I recently joined a Facebook group that supposedly represented Kat Timpf, a regular presenter on the Gutfeld! show. I posted a couple of comments and a couple of weeks later, I received a tag in social media purportedly from Dana Perino, a regular on the Fox show The Five. Initially this was a surprise. Why would a famous TV star want to chat with me? After a few chats, it became obvious something was off. The tag name in Messenger was just Dana Perino but the conversation had a few structural errors, not something a former press secretary would make.
I realised I was talking to some kind of AI bot that for some reason kept asking for pictures of me. I extended the conversation a little to test my theory and when I suggested I was talking to a bot, it responded that it didn't understand. I stopped here but the lesson is that you should be very sure who you are chatting with online.

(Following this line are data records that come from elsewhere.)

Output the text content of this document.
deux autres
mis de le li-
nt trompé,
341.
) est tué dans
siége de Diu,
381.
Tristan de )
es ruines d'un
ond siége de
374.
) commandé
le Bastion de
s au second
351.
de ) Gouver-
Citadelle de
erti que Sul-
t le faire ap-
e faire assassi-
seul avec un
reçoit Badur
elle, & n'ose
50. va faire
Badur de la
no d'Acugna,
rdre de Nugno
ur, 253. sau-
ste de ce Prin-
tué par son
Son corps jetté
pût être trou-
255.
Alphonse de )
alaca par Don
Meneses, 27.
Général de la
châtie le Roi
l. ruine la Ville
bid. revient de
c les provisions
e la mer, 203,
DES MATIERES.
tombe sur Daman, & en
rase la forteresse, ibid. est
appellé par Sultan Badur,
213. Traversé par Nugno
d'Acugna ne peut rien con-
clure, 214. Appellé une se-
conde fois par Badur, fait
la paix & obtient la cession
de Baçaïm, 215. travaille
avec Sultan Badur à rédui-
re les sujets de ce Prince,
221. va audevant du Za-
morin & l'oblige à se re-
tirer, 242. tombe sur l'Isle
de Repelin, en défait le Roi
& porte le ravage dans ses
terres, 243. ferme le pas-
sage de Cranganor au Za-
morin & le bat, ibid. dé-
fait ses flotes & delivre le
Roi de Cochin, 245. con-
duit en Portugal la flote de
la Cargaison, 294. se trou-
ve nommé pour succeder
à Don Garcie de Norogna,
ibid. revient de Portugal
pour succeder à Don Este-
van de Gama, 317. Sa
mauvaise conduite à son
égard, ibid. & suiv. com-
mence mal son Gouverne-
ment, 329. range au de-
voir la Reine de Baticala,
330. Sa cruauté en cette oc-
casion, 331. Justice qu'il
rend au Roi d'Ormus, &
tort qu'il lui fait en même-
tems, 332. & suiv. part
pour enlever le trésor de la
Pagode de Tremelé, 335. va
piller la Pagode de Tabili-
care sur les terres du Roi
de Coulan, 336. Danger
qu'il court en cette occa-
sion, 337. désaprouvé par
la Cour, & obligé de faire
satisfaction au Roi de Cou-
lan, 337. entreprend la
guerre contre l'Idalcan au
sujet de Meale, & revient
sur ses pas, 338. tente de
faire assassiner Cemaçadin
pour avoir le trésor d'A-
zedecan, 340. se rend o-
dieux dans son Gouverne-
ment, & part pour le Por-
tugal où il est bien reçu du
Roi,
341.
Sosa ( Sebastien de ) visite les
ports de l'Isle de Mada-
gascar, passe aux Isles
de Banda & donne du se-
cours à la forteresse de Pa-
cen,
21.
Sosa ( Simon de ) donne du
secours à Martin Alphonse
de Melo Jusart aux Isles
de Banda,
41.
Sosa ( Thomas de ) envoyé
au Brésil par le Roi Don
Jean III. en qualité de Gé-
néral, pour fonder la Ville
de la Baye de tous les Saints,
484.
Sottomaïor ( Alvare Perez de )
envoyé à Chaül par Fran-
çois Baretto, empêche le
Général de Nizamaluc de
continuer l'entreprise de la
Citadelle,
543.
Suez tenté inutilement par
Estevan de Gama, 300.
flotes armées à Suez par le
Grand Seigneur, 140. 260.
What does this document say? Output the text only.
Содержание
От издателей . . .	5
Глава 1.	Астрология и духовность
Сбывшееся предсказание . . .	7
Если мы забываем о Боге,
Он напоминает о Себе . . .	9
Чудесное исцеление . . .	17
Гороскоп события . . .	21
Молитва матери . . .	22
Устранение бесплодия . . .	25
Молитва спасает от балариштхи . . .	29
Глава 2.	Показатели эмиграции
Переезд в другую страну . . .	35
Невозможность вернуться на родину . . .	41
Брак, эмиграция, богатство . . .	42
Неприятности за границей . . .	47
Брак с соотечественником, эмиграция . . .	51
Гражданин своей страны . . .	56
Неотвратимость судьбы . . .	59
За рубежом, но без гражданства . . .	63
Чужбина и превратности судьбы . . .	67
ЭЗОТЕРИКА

- As long-time readers will know, I love e-book readers. I started with a Kindle 2 way back in the day, but my current device is a Kobo. I no longer use a Kindle for a number of reasons. The first and most important one is you don't own the Kindle books you buy or more accurately now, rent. Like Apple, you are now locked in the Amazon-only world and since the end of February this year, you can no longer download Kindle books to your PC outside the Kindle environment. The second reason is format support. The Kobo supports .EPUB files and many others. Meanwhile, the Kindle only supports Amazon format and others such as text and HTML. You can convert to MOBI using excellent applications like Calibre but the Kobo supports PDF, CBZ and CBR, and MOBI natively in addition to others. Many Kobo devices also support MP3 playback for audio books. You also cannot share your books from the Kindle to others easily as they are locked to your Kindle account, and while you can add some people to your account, it's still Kindle users and devices only. Somewhere along the line, Amazon just became another Apple.
- A few points I missed on the game Raid Shadow Legends. To get anywhere in the game, you need sacred and mystical shards to get the more powerful champions. Over the last year, it is more difficult to get the sacred shards let alone pull a champion that is useful. Mystical shards are rarer and pulling a mystical champion is rarer still. All of this is done to encourage you to purchase items. Raid has the most expensive items of any game I've ever played and at every point, it tries to stop you from progressing.
- It has been about six months since I invested in some e-coins as an experiment. The worst performer remains Doge at about 30% down. Ethereum is next holding its head above water as is Pepe, a meme coin, not by much but still up a few percent. Since this is a long-term experiment, let's see what another six months brings.
- Has anyone else noticed that the search results from Google are getting worse? Part of this might be Google's big push into artificial intelligence products. The problem is that their AI search engine is not all that good either, due to the sources used to generate the results. Back in the day, search results were based on hard, primary sources. But as the internet got swamped with rubbish, the bad sources become more likely to be used in search results. Stage 2 is an AI model using its own outputs to train itself. Anyone in the computer field knows the term garbage in garbage out. In the case of AI models this can lead to AI model collapse. The system decreases in reliability, accuracy and the results start to narrow in scope and depth. This issue is starting to appear in many other large language models. This is partially due to Retrieval-Augmented Generation (RAG) which enables large language models (LLMs) to grab in information from external knowledge stores, such as databases, documents and other data sources, expanding beyond the LLMs' pre-trained knowledge set. RAG does help limit AI hallucinations, but it can also include private information and introduce bias.
- So, the question is, will this lead to a collapse of large language models to the point they become useless. The best models use teams of humans to gradually build up and train a model on verified information. The problem is that companies and people in general can get lazy. This increases the likelihood that automated approaches will be used, leading to the eventual breakdown in model reliability. Will this result in model collapses that hit across the board?